Credo che siamo passati attraverso tre fasi: all'inizio del Novecento si dovevano "formare" i lettori: persone che, attraverso i giornali abituavano se stessi all'uso corretto della lingua e, allo stesso, a un uso corretto di una visione del mondo. Successivamente, siamo passati all'"informazione": il diritto del lettore era quello di conoscere, di sapere, di apprendere. Io appartengo sicuramente a questa generazione e sono molto fiero di aver traghettato a mio modo, la transizione verso la "condivisione" delle notizie. Mi spiego meglio: quando molti miei articoli vengono postati su marieclaire.it, i commenti dei lettori sono talvolta così esatti e illuminanti da scatenare vere e proprie discussioni dove, alla fine, si arriva a toccare temi che sembrano molto lontani da quello iniziale proposto nell'articolo. È come una bomba: il detonatore è indispensabile, ma oggi noi giornalisti non riusciamo più a capirne la gittata o quali piacevoli effetti causerà. Credo molto in questo piano paritario con chi mi legge: lo trovo stimolante e creativo. Che poi questa evoluzione avvenga sui social network o sui siti dei giornali, mi sembra ininfluente. L'interazione non nega l'articolo iniziale, che deve essere scritto da un giornalista, sia chiaro: ma che, nel corso dei commenti che ne sgorgano si possano creare dei laghetti interattivi di brodo di cultura per nuove idee, perché no? 

Cosa si deve fare per raccontare bene la moda?

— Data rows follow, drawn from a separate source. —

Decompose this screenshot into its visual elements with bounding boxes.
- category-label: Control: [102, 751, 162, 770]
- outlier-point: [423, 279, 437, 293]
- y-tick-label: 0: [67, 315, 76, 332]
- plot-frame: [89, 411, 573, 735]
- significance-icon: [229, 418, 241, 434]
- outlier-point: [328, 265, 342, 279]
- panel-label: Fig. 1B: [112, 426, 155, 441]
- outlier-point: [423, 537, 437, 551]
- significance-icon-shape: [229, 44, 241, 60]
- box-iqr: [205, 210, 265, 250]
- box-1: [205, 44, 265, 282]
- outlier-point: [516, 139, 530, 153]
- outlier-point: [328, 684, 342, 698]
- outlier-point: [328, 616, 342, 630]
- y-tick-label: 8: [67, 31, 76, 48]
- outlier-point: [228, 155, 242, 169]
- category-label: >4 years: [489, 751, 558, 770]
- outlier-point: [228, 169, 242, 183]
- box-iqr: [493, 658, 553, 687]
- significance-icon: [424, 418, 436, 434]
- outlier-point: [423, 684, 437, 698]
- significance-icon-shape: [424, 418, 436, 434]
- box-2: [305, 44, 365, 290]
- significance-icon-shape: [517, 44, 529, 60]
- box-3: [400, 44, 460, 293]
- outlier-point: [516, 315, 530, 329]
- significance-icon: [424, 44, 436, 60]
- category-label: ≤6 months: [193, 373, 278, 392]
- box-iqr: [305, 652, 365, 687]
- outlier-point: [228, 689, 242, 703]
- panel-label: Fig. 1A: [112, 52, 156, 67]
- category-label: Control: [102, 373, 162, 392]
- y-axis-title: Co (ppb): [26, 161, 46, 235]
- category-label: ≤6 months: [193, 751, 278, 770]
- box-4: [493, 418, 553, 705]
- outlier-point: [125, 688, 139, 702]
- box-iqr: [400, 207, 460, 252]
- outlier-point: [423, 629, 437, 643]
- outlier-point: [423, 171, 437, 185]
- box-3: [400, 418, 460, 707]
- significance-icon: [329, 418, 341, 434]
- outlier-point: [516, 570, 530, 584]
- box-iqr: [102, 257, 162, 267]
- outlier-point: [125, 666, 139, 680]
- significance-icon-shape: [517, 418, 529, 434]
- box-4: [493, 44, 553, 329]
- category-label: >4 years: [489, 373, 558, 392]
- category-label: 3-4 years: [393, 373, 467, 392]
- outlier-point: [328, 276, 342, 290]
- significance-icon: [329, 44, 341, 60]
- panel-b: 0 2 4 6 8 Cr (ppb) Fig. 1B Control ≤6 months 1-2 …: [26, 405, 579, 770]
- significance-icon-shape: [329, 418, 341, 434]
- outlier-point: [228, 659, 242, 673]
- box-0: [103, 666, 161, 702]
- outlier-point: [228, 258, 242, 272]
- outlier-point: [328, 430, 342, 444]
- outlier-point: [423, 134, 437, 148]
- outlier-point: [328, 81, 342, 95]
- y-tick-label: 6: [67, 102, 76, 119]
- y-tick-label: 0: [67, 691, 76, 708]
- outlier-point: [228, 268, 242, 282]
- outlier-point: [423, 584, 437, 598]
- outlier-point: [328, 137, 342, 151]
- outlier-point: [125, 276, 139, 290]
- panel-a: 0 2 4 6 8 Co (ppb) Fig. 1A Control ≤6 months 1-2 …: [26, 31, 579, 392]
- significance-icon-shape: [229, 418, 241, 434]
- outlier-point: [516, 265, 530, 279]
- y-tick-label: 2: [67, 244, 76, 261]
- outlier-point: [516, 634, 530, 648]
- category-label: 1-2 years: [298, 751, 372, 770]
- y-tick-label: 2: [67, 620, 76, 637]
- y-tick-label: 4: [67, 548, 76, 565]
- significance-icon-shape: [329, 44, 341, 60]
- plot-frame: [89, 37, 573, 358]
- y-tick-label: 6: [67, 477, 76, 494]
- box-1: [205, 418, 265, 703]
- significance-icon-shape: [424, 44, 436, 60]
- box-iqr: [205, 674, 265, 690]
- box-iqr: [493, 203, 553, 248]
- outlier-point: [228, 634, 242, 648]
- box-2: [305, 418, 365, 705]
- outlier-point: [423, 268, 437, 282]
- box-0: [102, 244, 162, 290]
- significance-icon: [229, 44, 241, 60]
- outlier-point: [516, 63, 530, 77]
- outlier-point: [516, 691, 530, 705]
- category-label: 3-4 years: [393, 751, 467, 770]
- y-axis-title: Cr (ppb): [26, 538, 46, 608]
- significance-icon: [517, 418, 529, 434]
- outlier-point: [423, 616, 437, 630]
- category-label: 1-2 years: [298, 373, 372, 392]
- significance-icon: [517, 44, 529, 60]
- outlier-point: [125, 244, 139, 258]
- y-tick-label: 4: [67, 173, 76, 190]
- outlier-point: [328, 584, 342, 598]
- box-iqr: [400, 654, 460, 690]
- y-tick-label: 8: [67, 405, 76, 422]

Non avere collusioni di nessun tipo con le case di moda o con gli stilisti, prima di tutto! Scherzi a parte: occuparsi e scrivere seriamente di moda, ingiustamente trattata come la Cenerentola del giornalismo, è estremamente complesso. L'industria dell'abbigliamento ha talmente tali e tante ramificazioni che sconfinano nella psicologia, nella sociologia, nell'economia, nella storia, nella cultura, che davvero ne compongono l'anima, per così dire. Raccontare la moda in maniera efficace significa restituire al pubblico lo Zeitgeist di un momento storico, con molta ironia e con molta conoscenza dei fatti. Perché è proprio vero quello che diceva Cecil Beaton: «La moda è lo specchio della società», a cui faceva eco Ennio Flaiano che la definiva «L'oroscopo che la società fa di se stessa». Raccontare la moda è raccontare il mondo. Ma anche un po' il sogno che quel mondo sta facendo.